A CAMPAIGN to transform two golf courses into sites for rewilding had been backed by TV nature presenter Chris Packham.

The drive to rewild Hollingbury and Waterhall golf courses in Brighton after their lease expires in March has been gathering momentum.

Climate action group Extinction Rebellion (XR) has been leading calls for the land to be used to support wildlife.

One of its members, Claudia Fisher, launched a rewilding petition which has attracted almost 2,000 signatures. She hailed it a “once-in-a-lifetime opportunity”.

The group plans to stage several demonstrations around Brighton, including one at Hollingbury golf course on Saturday. XR protesters are planning to form the outline of the movement’s giant hourglass symbol next to the golf course at Hollingbury hill fort.

They will march down Ditchling Road towards The Level and tug their boat-come-mascot, called Greta, along the streets of Brighton and Hove.

On January 16, the group plans to meet at 3pm outside Hove Town Hall with a samba band.

The BBC Springwatch presenter sent a message to the group promising his support and apologising for not being able to attend.

He wrote: “I would have loved to have helped out here because, as you say, it’s ‘right up my street’.”
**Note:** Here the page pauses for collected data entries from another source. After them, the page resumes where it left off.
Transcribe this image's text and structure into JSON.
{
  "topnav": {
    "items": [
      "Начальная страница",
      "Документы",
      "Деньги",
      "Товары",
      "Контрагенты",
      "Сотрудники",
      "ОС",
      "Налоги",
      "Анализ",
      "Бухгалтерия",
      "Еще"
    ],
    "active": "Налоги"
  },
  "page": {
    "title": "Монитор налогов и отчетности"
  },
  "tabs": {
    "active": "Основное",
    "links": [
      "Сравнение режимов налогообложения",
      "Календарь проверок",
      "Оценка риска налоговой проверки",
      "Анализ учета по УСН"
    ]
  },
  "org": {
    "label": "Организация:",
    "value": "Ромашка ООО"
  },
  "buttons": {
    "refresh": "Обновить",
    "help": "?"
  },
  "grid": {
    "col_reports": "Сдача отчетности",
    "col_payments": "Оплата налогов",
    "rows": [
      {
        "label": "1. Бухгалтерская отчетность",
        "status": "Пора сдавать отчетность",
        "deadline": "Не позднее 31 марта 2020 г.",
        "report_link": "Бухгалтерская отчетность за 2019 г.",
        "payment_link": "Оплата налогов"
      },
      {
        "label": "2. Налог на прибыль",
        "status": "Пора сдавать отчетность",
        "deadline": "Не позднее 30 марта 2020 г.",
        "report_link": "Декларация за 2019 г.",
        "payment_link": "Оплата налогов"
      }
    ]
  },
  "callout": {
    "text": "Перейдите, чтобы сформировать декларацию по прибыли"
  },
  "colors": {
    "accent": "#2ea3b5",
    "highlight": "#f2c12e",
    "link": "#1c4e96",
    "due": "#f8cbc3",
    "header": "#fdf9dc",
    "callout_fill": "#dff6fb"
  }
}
He offered to help the campaigners by advertising the events, retweeting and posting on social media and putting out a plug for the petition.

Claudia said she was thrilled with the backing from both Chris and the public. She said: “It’s incredibly touching to see all this support. It has obviously touched a real chord in people’s hearts.

“We want to help the butterflies, birds and dormice suffering in the current biodiversity crisis. Many of these animals have just gone.

“We know that money’s tight but we want to work with the council so they honour their commitment to tackle the climate emergency and save our biodiversity.

In September, Brighton and Hove City Council announced it had put the two golf courses on the market.

The council has been inviting proposals to let the sites for the next 25 years when the current contract ends in March.

It said one option would be to devote the land – which sits in the South Downs National Park – to nature and rewilding. But the council also said the site could be used for more golf courses.

Claudia said the council would reveal the bids it had received today.

Not everyone is happy with the idea. The Argus has previously reported on a petition by golfers to keep Hollingbury Park Golf Club open.

In November, Stephen Garrioch, captain at the club, said: “There’s great concern it might be taken back for rewilding, or some other purpose than golf. It’s been a golf course for more than 100 years.

“We have 450 season ticket holders and on top of that the people who just come and play.

“There’s a lot going on and it’s far from declining – there’s probably a society every week.

“It’s one of the only courses that stays open all year. It would be a huge loss.”

When the council first appealed for bids, Councillor Alan Robins said: “By inviting proposals on long term leases for golf or other leisure uses we hope to receive a range of options to give both courses a sustainable future.”